In some ways, this is a beautiful safety net. When I got tired of our German refrigerator selectively freezing items on its shelves (including alternate eggs in a container- true story!), it was comforting to think that I could buy an American fridge that wouldn’t. And the lure of on-base gas prices is pretty strong (bet you didn’t think that $3 per gallon would ever sound cheap!). But in many other ways, having the option there makes me feel somehow less adventurous, less accepting of my current circumstances, and less prepared to fully immerse myself in southwestern Germany. I seem to feel particularly strongly about this whenever I encounter my comrades in citizenship who appear phobic of anything off-base. And so when I’m driving around and someone refuses to give me the correct right-of-way, my knee-jerk reaction is to think “Ugh! Stupid Americans!” instead of replacing “Americans” with “bad drivers.” When I’m in the market, I’ll use my limited German and nod and smile until someone catches on that I understand nothing- and then I go down pretending to understand more than I do.

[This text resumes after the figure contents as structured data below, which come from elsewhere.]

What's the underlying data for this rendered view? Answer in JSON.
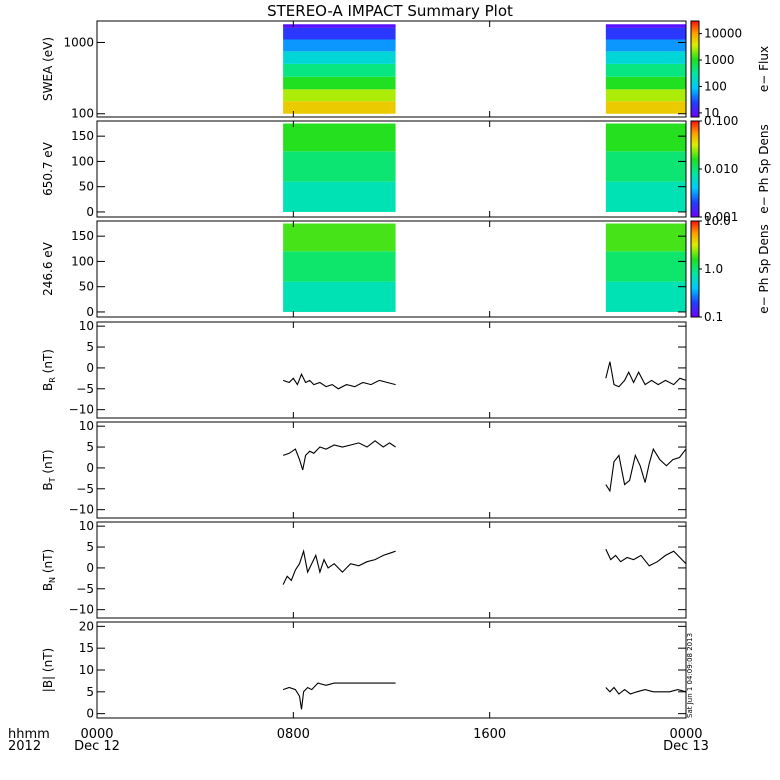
{
  "title": "STEREO-A IMPACT Summary Plot",
  "x_axis": {
    "row_label": "hhmm",
    "year_label": "2012",
    "ticks": [
      {
        "value": 0,
        "label": "0000",
        "sub": "Dec 12"
      },
      {
        "value": 480,
        "label": "0800",
        "sub": ""
      },
      {
        "value": 960,
        "label": "1600",
        "sub": ""
      },
      {
        "value": 1440,
        "label": "0000",
        "sub": "Dec 13"
      }
    ],
    "range_minutes": [
      0,
      1440
    ]
  },
  "timestamp": "Sat Jun  1 04:09:08 2013",
  "data_gaps_minutes": [
    [
      0,
      455
    ],
    [
      730,
      1244
    ]
  ],
  "chart_data": [
    {
      "type": "heatmap",
      "ylabel": "SWEA (eV)",
      "ylim": [
        90,
        2000
      ],
      "yscale": "log",
      "yticks": [
        100,
        1000
      ],
      "ytick_labels": [
        "100",
        "1000"
      ],
      "colorbar": {
        "label": "e− Flux",
        "scale": "log",
        "range": [
          7,
          30000
        ],
        "ticks": [
          10,
          100,
          1000,
          10000
        ],
        "tick_labels": [
          "10",
          "100",
          "1000",
          "10000"
        ]
      },
      "data_intervals_minutes": [
        [
          455,
          730
        ],
        [
          1244,
          1440
        ]
      ],
      "energy_bands_ev": [
        100,
        150,
        220,
        330,
        500,
        750,
        1100,
        1600,
        1800
      ],
      "flux_by_band": [
        8000,
        4000,
        1500,
        600,
        220,
        80,
        30,
        12,
        8
      ]
    },
    {
      "type": "heatmap",
      "ylabel": "650.7 eV",
      "ylim": [
        -10,
        180
      ],
      "yticks": [
        0,
        50,
        100,
        150
      ],
      "ytick_labels": [
        "0",
        "50",
        "100",
        "150"
      ],
      "colorbar": {
        "label": "e− Ph Sp Dens",
        "scale": "log",
        "range": [
          0.001,
          0.1
        ],
        "ticks": [
          0.001,
          0.01,
          0.1
        ],
        "tick_labels": [
          "0.001",
          "0.010",
          "0.100"
        ]
      },
      "data_intervals_minutes": [
        [
          455,
          730
        ],
        [
          1244,
          1440
        ]
      ],
      "pitch_profile": [
        {
          "pitch": 0,
          "value": 0.006
        },
        {
          "pitch": 60,
          "value": 0.008
        },
        {
          "pitch": 120,
          "value": 0.013
        },
        {
          "pitch": 175,
          "value": 0.02
        }
      ]
    },
    {
      "type": "heatmap",
      "ylabel": "246.6 eV",
      "ylim": [
        -10,
        180
      ],
      "yticks": [
        0,
        50,
        100,
        150
      ],
      "ytick_labels": [
        "0",
        "50",
        "100",
        "150"
      ],
      "colorbar": {
        "label": "e− Ph Sp Dens",
        "scale": "log",
        "range": [
          0.1,
          10
        ],
        "ticks": [
          0.1,
          1,
          10
        ],
        "tick_labels": [
          "0.1",
          "1.0",
          "10.0"
        ]
      },
      "data_intervals_minutes": [
        [
          455,
          730
        ],
        [
          1244,
          1440
        ]
      ],
      "pitch_profile": [
        {
          "pitch": 0,
          "value": 0.6
        },
        {
          "pitch": 60,
          "value": 0.8
        },
        {
          "pitch": 120,
          "value": 1.4
        },
        {
          "pitch": 175,
          "value": 2.4
        }
      ]
    },
    {
      "type": "line",
      "ylabel": "B",
      "ylabel_sub": "R",
      "ylabel_unit": " (nT)",
      "ylim": [
        -12,
        11
      ],
      "yticks": [
        -10,
        -5,
        0,
        5,
        10
      ],
      "ytick_labels": [
        "−10",
        "−5",
        "0",
        "5",
        "10"
      ],
      "segments": [
        {
          "x": [
            455,
            470,
            480,
            490,
            500,
            510,
            520,
            530,
            545,
            560,
            575,
            590,
            610,
            630,
            650,
            670,
            690,
            710,
            730
          ],
          "y": [
            -3,
            -3.5,
            -2.5,
            -4,
            -1.5,
            -3.5,
            -3,
            -4,
            -3.5,
            -4.5,
            -4,
            -5,
            -4,
            -4.5,
            -3.5,
            -4,
            -3,
            -3.5,
            -4
          ]
        },
        {
          "x": [
            1244,
            1254,
            1264,
            1276,
            1290,
            1300,
            1312,
            1324,
            1340,
            1356,
            1372,
            1390,
            1410,
            1425,
            1440
          ],
          "y": [
            -2.5,
            1.5,
            -4,
            -4.5,
            -3,
            -1,
            -3.5,
            -1,
            -4,
            -3,
            -4,
            -3,
            -4,
            -2.5,
            -3
          ]
        }
      ]
    },
    {
      "type": "line",
      "ylabel": "B",
      "ylabel_sub": "T",
      "ylabel_unit": " (nT)",
      "ylim": [
        -12,
        11
      ],
      "yticks": [
        -10,
        -5,
        0,
        5,
        10
      ],
      "ytick_labels": [
        "−10",
        "−5",
        "0",
        "5",
        "10"
      ],
      "segments": [
        {
          "x": [
            455,
            470,
            485,
            495,
            503,
            510,
            520,
            530,
            545,
            560,
            580,
            600,
            620,
            640,
            660,
            680,
            700,
            715,
            730
          ],
          "y": [
            3,
            3.5,
            4.5,
            2,
            -0.5,
            3,
            4,
            3.5,
            5,
            4.5,
            5.5,
            5,
            5.5,
            6,
            5,
            6.5,
            5,
            6,
            5
          ]
        },
        {
          "x": [
            1244,
            1254,
            1264,
            1276,
            1290,
            1302,
            1316,
            1328,
            1340,
            1350,
            1360,
            1376,
            1392,
            1408,
            1424,
            1440
          ],
          "y": [
            -4,
            -5.5,
            1.5,
            3,
            -4,
            -3,
            3,
            0.5,
            -3.5,
            1,
            4.5,
            2,
            0.5,
            2,
            2.5,
            4.5
          ]
        }
      ]
    },
    {
      "type": "line",
      "ylabel": "B",
      "ylabel_sub": "N",
      "ylabel_unit": " (nT)",
      "ylim": [
        -12,
        11
      ],
      "yticks": [
        -10,
        -5,
        0,
        5,
        10
      ],
      "ytick_labels": [
        "−10",
        "−5",
        "0",
        "5",
        "10"
      ],
      "segments": [
        {
          "x": [
            455,
            465,
            475,
            485,
            495,
            505,
            515,
            525,
            535,
            545,
            555,
            565,
            580,
            600,
            620,
            640,
            660,
            680,
            700,
            715,
            730
          ],
          "y": [
            -4,
            -2,
            -3,
            -0.5,
            1,
            4,
            -1,
            1,
            3,
            -1,
            2,
            0,
            1,
            -1,
            1,
            0.5,
            1.5,
            2,
            3,
            3.5,
            4
          ]
        },
        {
          "x": [
            1244,
            1256,
            1268,
            1280,
            1296,
            1312,
            1330,
            1350,
            1370,
            1390,
            1410,
            1425,
            1440
          ],
          "y": [
            4.5,
            2,
            3,
            1.5,
            2.5,
            2,
            3,
            0.5,
            1.5,
            3,
            4,
            2.5,
            1
          ]
        }
      ]
    },
    {
      "type": "line",
      "ylabel": "|B| (nT)",
      "ylim": [
        -1,
        21
      ],
      "yticks": [
        0,
        5,
        10,
        15,
        20
      ],
      "ytick_labels": [
        "0",
        "5",
        "10",
        "15",
        "20"
      ],
      "segments": [
        {
          "x": [
            455,
            470,
            485,
            495,
            500,
            505,
            515,
            525,
            540,
            560,
            580,
            600,
            620,
            640,
            660,
            680,
            700,
            715,
            730
          ],
          "y": [
            5.5,
            6,
            5.5,
            4,
            1,
            5,
            6,
            5.5,
            7,
            6.5,
            7,
            7,
            7,
            7,
            7,
            7,
            7,
            7,
            7
          ]
        },
        {
          "x": [
            1244,
            1254,
            1264,
            1276,
            1290,
            1304,
            1320,
            1340,
            1360,
            1380,
            1400,
            1420,
            1440
          ],
          "y": [
            6,
            5,
            6,
            4.5,
            5.5,
            4.5,
            5,
            5.5,
            5,
            5,
            5,
            5.5,
            5
          ]
        }
      ]
    }
  ]
}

I don’t think it’s shame in being an American that incites my behavior, necessarily- although there certainly have been moments that have made me wish I were Canadian instead. No, I think it has to do more with my conception of what it means to travel and really live somewhere else. My embarrassment has more to do with the fact that Americans in this area, myself included, have the dubious privilege of choosing to ignore the social expectations and norms that exist all around them instead of being actively encouraged to engage with Germany on German terms. The fact that I cringe whenever I have to ask “Sprechen Sie Englisch?” points to this- it asks the person I’m speaking to to do what I’m doing and aid and abet me in living in American style outside America. Maybe this could be summed up as a shame reaction to what I believe is a form of cultural imperialism. Regardless, I think the ambiguity of identity is worth a second thought.